L'ICÔNE DE LA F1 LEWIS HAMILTON CRITIQUE LA CRITIQUE DE TRUMP SUR LE SHOW DE MI-TEMPS DE BAD BUNNY !
Dans un affrontement enflammé qui a envoyé des ondes de choc à travers les mondes de la course et du divertissement, le champion de Formule 1 Lewis Hamilton a pris une position audacieuse contre nul autre que l'ancien président Donald Trump. Ce clash a éclaté après que Trump a lancé une critique cinglante du spectacle de mi-temps du Super Bowl LX, présenté par la sensation portoricaine Bad Bunny, en tête d'affiche.
Hamilton, sept fois champion du monde et figure reconnue pour sa passion pour la justice sociale, était présent au Super Bowl aux côtés de sa petite amie supposée Kim Kardashian, profitant de l'atmosphère électrisante alors que les Seattle Seahawks triomphaient des New England Patriots avec une victoire écrasante de 29-13. Mais c'est le spectacle de mi-temps qui a véritablement enflammé la scène, avec la performance vibrante de Bad Bunny qui résonnait avec des thèmes d'unité—un message inspirant délivré entièrement en espagnol.
Cependant, la réaction de Trump n'était en rien flatteuse. L'ancien président de 79 ans s'est rendu sur sa plateforme de médias sociaux, Truth, pour fustiger le spectacle de mi-temps. Il l'a qualifié de « absolument terrible », le qualifiant de l'un des pires de l'histoire du Super Bowl. Trump a affirmé : “Personne ne comprend un mot de ce que ce gars dit, et la danse est dégoûtante,” qualifiant la performance de “claque au visage” des valeurs et des normes américaines.

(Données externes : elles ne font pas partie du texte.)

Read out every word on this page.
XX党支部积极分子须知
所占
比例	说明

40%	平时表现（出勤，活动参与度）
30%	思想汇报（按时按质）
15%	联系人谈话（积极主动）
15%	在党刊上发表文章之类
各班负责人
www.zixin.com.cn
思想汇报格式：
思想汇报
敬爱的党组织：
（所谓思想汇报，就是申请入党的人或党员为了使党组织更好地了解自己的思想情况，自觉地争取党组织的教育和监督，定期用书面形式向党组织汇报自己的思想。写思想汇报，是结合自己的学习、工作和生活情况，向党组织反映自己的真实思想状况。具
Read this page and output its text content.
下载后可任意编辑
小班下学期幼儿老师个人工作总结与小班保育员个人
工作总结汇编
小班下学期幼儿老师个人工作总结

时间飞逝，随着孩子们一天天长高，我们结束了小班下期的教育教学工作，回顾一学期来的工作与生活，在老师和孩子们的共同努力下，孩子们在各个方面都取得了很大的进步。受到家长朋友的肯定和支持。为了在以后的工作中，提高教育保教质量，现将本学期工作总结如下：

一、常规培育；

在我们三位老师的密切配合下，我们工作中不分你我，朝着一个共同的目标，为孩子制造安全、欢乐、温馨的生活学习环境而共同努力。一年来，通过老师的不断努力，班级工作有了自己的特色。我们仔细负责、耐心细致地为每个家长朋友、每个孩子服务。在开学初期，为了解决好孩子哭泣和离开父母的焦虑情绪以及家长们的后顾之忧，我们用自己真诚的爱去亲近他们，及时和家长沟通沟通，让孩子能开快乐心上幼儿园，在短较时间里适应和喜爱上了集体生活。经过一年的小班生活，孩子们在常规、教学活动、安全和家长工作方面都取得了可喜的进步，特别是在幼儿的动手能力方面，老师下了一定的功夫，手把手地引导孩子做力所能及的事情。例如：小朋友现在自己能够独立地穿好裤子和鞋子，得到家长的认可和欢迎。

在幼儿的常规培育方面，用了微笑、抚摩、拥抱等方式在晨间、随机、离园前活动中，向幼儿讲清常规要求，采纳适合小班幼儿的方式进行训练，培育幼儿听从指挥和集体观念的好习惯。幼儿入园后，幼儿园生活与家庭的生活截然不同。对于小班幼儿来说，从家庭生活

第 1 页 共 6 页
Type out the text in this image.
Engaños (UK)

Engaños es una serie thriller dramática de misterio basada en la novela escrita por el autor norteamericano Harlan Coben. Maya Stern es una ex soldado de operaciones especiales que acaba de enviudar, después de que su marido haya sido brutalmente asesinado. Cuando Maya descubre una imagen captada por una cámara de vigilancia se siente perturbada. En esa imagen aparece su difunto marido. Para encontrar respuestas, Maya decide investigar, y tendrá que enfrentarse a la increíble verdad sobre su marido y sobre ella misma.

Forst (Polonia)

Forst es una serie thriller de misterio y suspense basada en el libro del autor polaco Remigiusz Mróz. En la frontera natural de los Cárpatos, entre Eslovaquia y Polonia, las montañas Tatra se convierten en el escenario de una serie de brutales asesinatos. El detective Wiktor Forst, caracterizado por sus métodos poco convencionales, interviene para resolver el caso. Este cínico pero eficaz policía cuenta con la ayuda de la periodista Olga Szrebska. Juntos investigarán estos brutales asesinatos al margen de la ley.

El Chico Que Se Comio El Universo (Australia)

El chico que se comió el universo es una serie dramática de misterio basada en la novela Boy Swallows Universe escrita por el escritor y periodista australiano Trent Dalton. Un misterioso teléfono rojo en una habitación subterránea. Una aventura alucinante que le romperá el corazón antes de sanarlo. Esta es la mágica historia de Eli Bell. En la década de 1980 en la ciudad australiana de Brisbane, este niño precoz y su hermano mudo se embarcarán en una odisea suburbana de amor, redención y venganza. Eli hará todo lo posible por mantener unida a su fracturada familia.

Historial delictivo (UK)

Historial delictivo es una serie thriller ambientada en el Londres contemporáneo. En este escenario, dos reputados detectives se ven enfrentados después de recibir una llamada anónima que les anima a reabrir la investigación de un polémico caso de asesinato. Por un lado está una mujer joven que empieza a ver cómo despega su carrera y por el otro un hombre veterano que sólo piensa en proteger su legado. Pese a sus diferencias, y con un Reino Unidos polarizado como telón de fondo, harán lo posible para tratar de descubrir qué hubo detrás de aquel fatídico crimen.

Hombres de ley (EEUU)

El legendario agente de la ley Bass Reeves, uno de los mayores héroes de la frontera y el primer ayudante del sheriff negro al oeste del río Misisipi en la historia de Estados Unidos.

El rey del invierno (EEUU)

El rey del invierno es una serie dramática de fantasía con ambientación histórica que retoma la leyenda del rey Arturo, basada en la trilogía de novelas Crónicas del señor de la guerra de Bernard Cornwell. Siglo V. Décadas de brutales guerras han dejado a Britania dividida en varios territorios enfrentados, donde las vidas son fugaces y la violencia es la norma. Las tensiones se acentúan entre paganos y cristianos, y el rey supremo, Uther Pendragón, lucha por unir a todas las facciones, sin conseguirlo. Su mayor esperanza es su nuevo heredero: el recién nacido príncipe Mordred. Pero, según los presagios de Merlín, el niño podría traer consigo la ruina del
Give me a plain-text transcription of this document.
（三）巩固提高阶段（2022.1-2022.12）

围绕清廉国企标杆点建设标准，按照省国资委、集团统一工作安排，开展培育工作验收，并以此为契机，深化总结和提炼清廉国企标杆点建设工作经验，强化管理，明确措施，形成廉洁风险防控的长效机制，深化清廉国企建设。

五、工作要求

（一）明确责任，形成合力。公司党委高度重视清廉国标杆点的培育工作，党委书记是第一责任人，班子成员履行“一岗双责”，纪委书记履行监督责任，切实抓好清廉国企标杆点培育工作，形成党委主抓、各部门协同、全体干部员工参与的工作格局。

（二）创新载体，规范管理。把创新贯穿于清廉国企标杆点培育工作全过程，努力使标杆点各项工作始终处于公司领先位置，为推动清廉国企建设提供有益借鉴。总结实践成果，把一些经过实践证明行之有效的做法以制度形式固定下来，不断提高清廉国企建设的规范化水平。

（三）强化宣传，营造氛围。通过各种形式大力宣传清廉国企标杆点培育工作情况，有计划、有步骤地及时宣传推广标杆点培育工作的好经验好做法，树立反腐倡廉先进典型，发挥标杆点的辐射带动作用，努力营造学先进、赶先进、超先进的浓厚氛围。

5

Mais Hamilton n'allait pas laisser le vitriol de Trump sans réponse. Un jour après avoir été témoin de la performance qui a laissé de nombreux spectateurs — y compris Hamilton — avec des frissons, la star de la F1 a passionnément contré le récit de Trump. Il a déclaré : « C'était l'un des spectacles de mi-temps du Super Bowl les plus importants de l'histoire. Dans un monde et un pays dirigés par des personnes dont le seul objectif est d'encourager la division, nous avons vu un artiste se tenir parmi un groupe diversifié de personnes, au même niveau, avec un message d'unité. »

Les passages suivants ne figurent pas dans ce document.